In June 2018, Heinz sued Carrington, alleging, among other things, that Carrington had violated the Fair Debt Collection Practices Act (FDCPA) by falsely assuring Heinz that the sheriff’s sale would be postponed and by foreclosing on the property in violation of Minnesota’s dual-tracking statute. His claim covered pre- and post-foreclosure sale representations that the loan modification was under review and sent to underwriting and all documentation for loss mitigation applications was not received.

But this is how it came to shake out: the court granted summary judgment for Carrington. The lien foreclosure activities did not constitute “debt collection” under the FDCPA. And Heinz failed to point to any case law in the 8th Circuit suggesting that statements about mortgage foreclosures or loss mitigation applications related to “collection of a debt” within the meaning of the FDCPA. Furthermore, Heinz presented no evidence from which a reasonable jury could conclude that Carrington’s communications or conduct were in connection with the “collection of a debt” as the FDCPA requires.

None of Carrington’s alleged misrepresentations related to specific repayment terms. The challenged communications did not discuss the terms of the underlying debt, demand payment for the debt, or threaten additional collection proceedings.

Instead, Carrington was “actively engaged in a process to dispossess Mr. Heinz of the Property” and threatened foreclosure if Carrington did not receive the necessary documentation. These actions could only be considered “enforcement” of security interests pending the foreclosure sale. The “animating purpose” of the communications and conduct could not be appropriately described as seeking to collect the underlying debt.

Thus, the court, accepting Heinz’s allegations as true, acknowledged that “Mr. Heinz fully cooperated with Carrington to try to stop it from foreclosing on the Property. As such, Carrington’s actions during the foreclosure process…might appropriately be described as unfair….[But b]ecause the record does not suggest that Carrington sought to collect the underlying debt…, the law requires the Court to find in Carrington’s favor.”

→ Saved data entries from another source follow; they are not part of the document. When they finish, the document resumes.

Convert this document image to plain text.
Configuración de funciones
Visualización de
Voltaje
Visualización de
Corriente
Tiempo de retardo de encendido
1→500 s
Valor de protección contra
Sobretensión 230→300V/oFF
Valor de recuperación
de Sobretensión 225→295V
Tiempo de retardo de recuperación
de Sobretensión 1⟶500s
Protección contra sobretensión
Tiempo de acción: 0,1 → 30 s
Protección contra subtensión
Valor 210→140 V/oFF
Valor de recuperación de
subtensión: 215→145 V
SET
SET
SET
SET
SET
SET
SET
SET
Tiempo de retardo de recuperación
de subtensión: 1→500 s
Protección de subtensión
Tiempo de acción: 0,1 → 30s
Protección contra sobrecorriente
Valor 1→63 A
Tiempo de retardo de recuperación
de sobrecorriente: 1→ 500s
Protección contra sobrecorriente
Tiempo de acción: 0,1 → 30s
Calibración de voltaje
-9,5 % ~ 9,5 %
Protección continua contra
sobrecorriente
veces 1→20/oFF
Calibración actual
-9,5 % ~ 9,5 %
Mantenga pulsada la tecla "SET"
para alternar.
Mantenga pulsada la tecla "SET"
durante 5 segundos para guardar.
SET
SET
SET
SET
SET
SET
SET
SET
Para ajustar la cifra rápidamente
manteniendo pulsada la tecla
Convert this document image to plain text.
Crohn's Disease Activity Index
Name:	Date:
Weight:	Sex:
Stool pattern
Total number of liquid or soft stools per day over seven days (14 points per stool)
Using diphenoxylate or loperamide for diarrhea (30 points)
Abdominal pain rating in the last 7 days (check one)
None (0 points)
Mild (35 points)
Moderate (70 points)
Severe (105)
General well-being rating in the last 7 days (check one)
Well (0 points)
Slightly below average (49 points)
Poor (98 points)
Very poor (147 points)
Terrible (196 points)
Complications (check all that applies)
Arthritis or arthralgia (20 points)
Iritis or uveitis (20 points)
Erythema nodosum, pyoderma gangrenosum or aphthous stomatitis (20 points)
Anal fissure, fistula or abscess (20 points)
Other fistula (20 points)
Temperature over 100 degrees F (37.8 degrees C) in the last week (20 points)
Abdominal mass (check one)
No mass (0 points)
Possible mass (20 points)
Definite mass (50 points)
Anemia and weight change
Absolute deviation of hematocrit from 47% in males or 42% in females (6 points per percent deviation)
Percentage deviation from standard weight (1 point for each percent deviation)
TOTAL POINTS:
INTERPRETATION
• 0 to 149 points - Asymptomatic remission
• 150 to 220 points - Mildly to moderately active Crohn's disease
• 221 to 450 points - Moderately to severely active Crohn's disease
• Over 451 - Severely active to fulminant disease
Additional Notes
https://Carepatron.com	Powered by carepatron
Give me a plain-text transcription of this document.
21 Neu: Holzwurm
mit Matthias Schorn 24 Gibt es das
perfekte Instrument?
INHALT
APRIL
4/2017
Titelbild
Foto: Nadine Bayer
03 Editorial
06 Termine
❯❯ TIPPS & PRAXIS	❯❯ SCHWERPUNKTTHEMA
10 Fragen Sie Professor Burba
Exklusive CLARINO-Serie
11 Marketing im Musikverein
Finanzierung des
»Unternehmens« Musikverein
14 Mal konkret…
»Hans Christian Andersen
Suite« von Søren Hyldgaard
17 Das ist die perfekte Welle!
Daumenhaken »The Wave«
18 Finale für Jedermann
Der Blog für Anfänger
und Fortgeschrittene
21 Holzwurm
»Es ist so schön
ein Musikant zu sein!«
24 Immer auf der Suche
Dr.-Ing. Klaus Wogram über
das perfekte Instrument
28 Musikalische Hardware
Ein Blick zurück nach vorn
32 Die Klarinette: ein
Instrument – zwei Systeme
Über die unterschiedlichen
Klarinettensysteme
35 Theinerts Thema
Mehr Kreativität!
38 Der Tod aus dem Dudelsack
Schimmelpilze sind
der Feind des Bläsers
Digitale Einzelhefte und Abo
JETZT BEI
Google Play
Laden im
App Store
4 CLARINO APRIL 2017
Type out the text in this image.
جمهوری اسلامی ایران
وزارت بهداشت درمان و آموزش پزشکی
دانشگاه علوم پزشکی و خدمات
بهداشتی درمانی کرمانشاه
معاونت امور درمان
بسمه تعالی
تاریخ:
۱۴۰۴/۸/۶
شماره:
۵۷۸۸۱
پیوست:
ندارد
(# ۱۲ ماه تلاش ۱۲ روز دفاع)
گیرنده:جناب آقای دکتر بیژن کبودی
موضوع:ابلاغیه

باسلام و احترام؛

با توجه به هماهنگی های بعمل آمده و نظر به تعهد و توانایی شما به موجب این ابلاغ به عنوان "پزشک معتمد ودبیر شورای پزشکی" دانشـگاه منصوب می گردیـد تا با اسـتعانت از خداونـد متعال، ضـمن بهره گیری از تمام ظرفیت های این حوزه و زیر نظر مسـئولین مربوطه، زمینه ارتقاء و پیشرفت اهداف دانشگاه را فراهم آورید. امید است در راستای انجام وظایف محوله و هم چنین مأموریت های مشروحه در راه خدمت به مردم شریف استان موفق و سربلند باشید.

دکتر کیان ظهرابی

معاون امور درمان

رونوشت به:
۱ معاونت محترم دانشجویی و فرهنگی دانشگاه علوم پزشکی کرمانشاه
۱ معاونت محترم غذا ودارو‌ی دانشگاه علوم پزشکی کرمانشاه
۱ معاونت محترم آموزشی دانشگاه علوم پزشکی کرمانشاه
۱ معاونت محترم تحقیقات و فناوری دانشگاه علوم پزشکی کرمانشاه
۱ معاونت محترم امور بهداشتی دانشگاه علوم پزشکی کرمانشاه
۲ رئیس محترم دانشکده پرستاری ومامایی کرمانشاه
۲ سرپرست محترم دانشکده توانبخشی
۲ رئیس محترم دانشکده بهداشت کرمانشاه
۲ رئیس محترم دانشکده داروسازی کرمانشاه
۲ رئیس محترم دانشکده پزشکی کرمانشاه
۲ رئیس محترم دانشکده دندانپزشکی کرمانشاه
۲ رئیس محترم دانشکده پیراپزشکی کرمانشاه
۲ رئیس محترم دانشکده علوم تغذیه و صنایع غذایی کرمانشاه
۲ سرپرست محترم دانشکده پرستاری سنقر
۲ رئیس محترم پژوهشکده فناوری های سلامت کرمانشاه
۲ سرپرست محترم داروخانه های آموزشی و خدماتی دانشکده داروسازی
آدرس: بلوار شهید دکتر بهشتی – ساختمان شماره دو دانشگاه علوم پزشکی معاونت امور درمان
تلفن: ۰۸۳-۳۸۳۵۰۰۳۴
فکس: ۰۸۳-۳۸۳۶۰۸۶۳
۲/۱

Now, here is the point where you might wonder why the court never mentioned the U.S. Supreme Court’s decision in Obduskey v. McCarthy & Holthus LLP, 2019 (Mar. 20, 2019), which held that one principally involved in “the enforcement of security interests” is not a debt collector, except for the purpose of 15 U.S.C. § 1692f(6), the FDCPA provision that prohibits a “debt collector” from “[t]aking or threatening to take any nonjudicial action to effect dispossession or disablement of property if (A) there is no present right to possession of the property…; and (B) there is no present intention to take possession of the property; or (C) the property is exempt by law for such dispossession or disablement.”

I would point out that the case I’ve outlined involved the definition of “debt collection,” not the definition of “debt collector,” although similar policy concerns probably underly each holding.